Use photos sparingly or omit them completely in your menu. If you do, use photos of your most profitable best sellers.

Paper on clipboard menus and glossy bristol board menus are acceptable to Anglophones. Consider higher quality, durable papers such as cardstock.

Numbered and coded menu items in hipster cafes are frowned upon by Anglophones. They’re associated with fast food chain restaurants and may be perceived as lower class or poorer quality.

Other Tips

Most cafe menus follow this format; deviate at your peril:

  1. Coffee/Drinks or Specialties (if applicable)
  2. Starters/Appetisers/Sides
  3. Mains
  4. Desserts
  5. Drinks (if you don’t have the drink list in the front, place it in the back; if lengthy, the drink list can also be a separate menu)

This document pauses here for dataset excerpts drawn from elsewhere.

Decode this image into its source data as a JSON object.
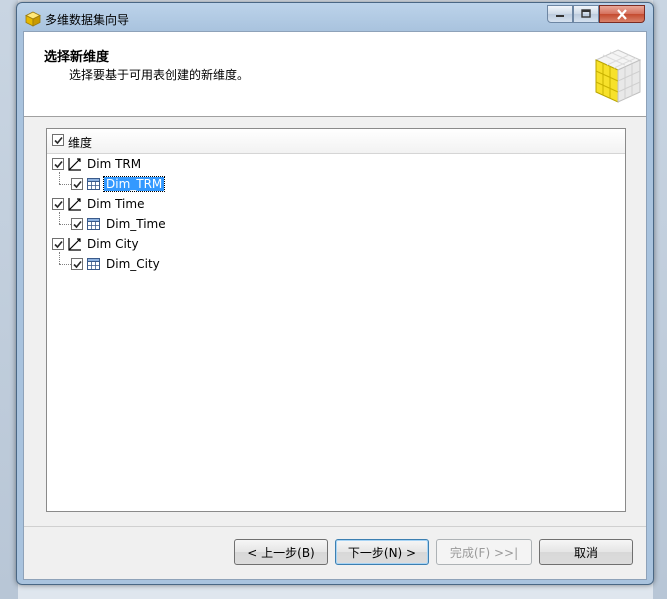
{
  "window": {
    "title": "多维数据集向导"
  },
  "header": {
    "title": "选择新维度",
    "subtitle": "选择要基于可用表创建的新维度。"
  },
  "list": {
    "column_header": "维度",
    "items": [
      {
        "label": "Dim TRM",
        "checked": true,
        "child": {
          "label": "Dim_TRM",
          "checked": true,
          "selected": true
        }
      },
      {
        "label": "Dim Time",
        "checked": true,
        "child": {
          "label": "Dim_Time",
          "checked": true,
          "selected": false
        }
      },
      {
        "label": "Dim City",
        "checked": true,
        "child": {
          "label": "Dim_City",
          "checked": true,
          "selected": false
        }
      }
    ]
  },
  "buttons": {
    "back": "< 上一步(B)",
    "next": "下一步(N) >",
    "finish": "完成(F) >>|",
    "cancel": "取消"
  },
  "colors": {
    "selection": "#3399ff",
    "accent_check": "#2a62a8"
  }
}
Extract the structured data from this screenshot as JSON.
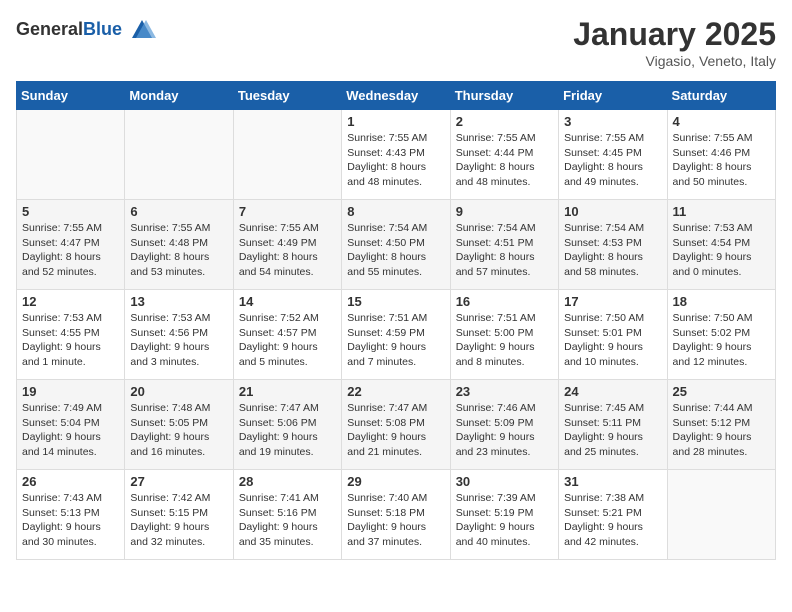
{
  "logo": {
    "general": "General",
    "blue": "Blue"
  },
  "header": {
    "month": "January 2025",
    "location": "Vigasio, Veneto, Italy"
  },
  "weekdays": [
    "Sunday",
    "Monday",
    "Tuesday",
    "Wednesday",
    "Thursday",
    "Friday",
    "Saturday"
  ],
  "weeks": [
    [
      {
        "day": "",
        "info": ""
      },
      {
        "day": "",
        "info": ""
      },
      {
        "day": "",
        "info": ""
      },
      {
        "day": "1",
        "info": "Sunrise: 7:55 AM\nSunset: 4:43 PM\nDaylight: 8 hours\nand 48 minutes."
      },
      {
        "day": "2",
        "info": "Sunrise: 7:55 AM\nSunset: 4:44 PM\nDaylight: 8 hours\nand 48 minutes."
      },
      {
        "day": "3",
        "info": "Sunrise: 7:55 AM\nSunset: 4:45 PM\nDaylight: 8 hours\nand 49 minutes."
      },
      {
        "day": "4",
        "info": "Sunrise: 7:55 AM\nSunset: 4:46 PM\nDaylight: 8 hours\nand 50 minutes."
      }
    ],
    [
      {
        "day": "5",
        "info": "Sunrise: 7:55 AM\nSunset: 4:47 PM\nDaylight: 8 hours\nand 52 minutes."
      },
      {
        "day": "6",
        "info": "Sunrise: 7:55 AM\nSunset: 4:48 PM\nDaylight: 8 hours\nand 53 minutes."
      },
      {
        "day": "7",
        "info": "Sunrise: 7:55 AM\nSunset: 4:49 PM\nDaylight: 8 hours\nand 54 minutes."
      },
      {
        "day": "8",
        "info": "Sunrise: 7:54 AM\nSunset: 4:50 PM\nDaylight: 8 hours\nand 55 minutes."
      },
      {
        "day": "9",
        "info": "Sunrise: 7:54 AM\nSunset: 4:51 PM\nDaylight: 8 hours\nand 57 minutes."
      },
      {
        "day": "10",
        "info": "Sunrise: 7:54 AM\nSunset: 4:53 PM\nDaylight: 8 hours\nand 58 minutes."
      },
      {
        "day": "11",
        "info": "Sunrise: 7:53 AM\nSunset: 4:54 PM\nDaylight: 9 hours\nand 0 minutes."
      }
    ],
    [
      {
        "day": "12",
        "info": "Sunrise: 7:53 AM\nSunset: 4:55 PM\nDaylight: 9 hours\nand 1 minute."
      },
      {
        "day": "13",
        "info": "Sunrise: 7:53 AM\nSunset: 4:56 PM\nDaylight: 9 hours\nand 3 minutes."
      },
      {
        "day": "14",
        "info": "Sunrise: 7:52 AM\nSunset: 4:57 PM\nDaylight: 9 hours\nand 5 minutes."
      },
      {
        "day": "15",
        "info": "Sunrise: 7:51 AM\nSunset: 4:59 PM\nDaylight: 9 hours\nand 7 minutes."
      },
      {
        "day": "16",
        "info": "Sunrise: 7:51 AM\nSunset: 5:00 PM\nDaylight: 9 hours\nand 8 minutes."
      },
      {
        "day": "17",
        "info": "Sunrise: 7:50 AM\nSunset: 5:01 PM\nDaylight: 9 hours\nand 10 minutes."
      },
      {
        "day": "18",
        "info": "Sunrise: 7:50 AM\nSunset: 5:02 PM\nDaylight: 9 hours\nand 12 minutes."
      }
    ],
    [
      {
        "day": "19",
        "info": "Sunrise: 7:49 AM\nSunset: 5:04 PM\nDaylight: 9 hours\nand 14 minutes."
      },
      {
        "day": "20",
        "info": "Sunrise: 7:48 AM\nSunset: 5:05 PM\nDaylight: 9 hours\nand 16 minutes."
      },
      {
        "day": "21",
        "info": "Sunrise: 7:47 AM\nSunset: 5:06 PM\nDaylight: 9 hours\nand 19 minutes."
      },
      {
        "day": "22",
        "info": "Sunrise: 7:47 AM\nSunset: 5:08 PM\nDaylight: 9 hours\nand 21 minutes."
      },
      {
        "day": "23",
        "info": "Sunrise: 7:46 AM\nSunset: 5:09 PM\nDaylight: 9 hours\nand 23 minutes."
      },
      {
        "day": "24",
        "info": "Sunrise: 7:45 AM\nSunset: 5:11 PM\nDaylight: 9 hours\nand 25 minutes."
      },
      {
        "day": "25",
        "info": "Sunrise: 7:44 AM\nSunset: 5:12 PM\nDaylight: 9 hours\nand 28 minutes."
      }
    ],
    [
      {
        "day": "26",
        "info": "Sunrise: 7:43 AM\nSunset: 5:13 PM\nDaylight: 9 hours\nand 30 minutes."
      },
      {
        "day": "27",
        "info": "Sunrise: 7:42 AM\nSunset: 5:15 PM\nDaylight: 9 hours\nand 32 minutes."
      },
      {
        "day": "28",
        "info": "Sunrise: 7:41 AM\nSunset: 5:16 PM\nDaylight: 9 hours\nand 35 minutes."
      },
      {
        "day": "29",
        "info": "Sunrise: 7:40 AM\nSunset: 5:18 PM\nDaylight: 9 hours\nand 37 minutes."
      },
      {
        "day": "30",
        "info": "Sunrise: 7:39 AM\nSunset: 5:19 PM\nDaylight: 9 hours\nand 40 minutes."
      },
      {
        "day": "31",
        "info": "Sunrise: 7:38 AM\nSunset: 5:21 PM\nDaylight: 9 hours\nand 42 minutes."
      },
      {
        "day": "",
        "info": ""
      }
    ]
  ]
}
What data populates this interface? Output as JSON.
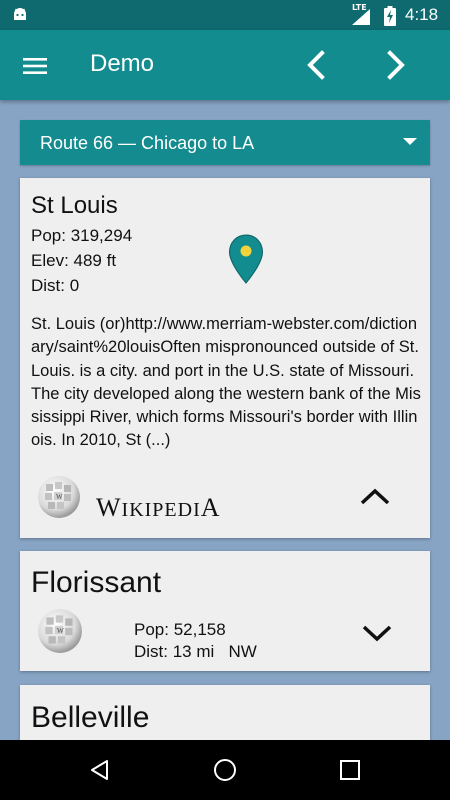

Display prices in Khmer riel, not US dollars. Since 2020, Cambodia has started the process of phasing out small-denomination US currency ($1, $2 and $5 bills), aiming to reduce the country’s dependence on the US dollar.

Use price anchoring, a psychological tactic to persuade customers to order specific menu items.

Choose menu fonts wisely—clear and legible. Keep in mind, they add personality to your brand.

Limit menu options. If too many, your customers will develop analysis paralysis.

Avoid naming menu items with similar sounds to minimise confusion. At our hipster cafe Bang Bang, we initially had two menu items named “Brekkie Bagel” and “Brekkie Set”. Especially during busy rush hours, this resulted in confusion and errors with customer orders.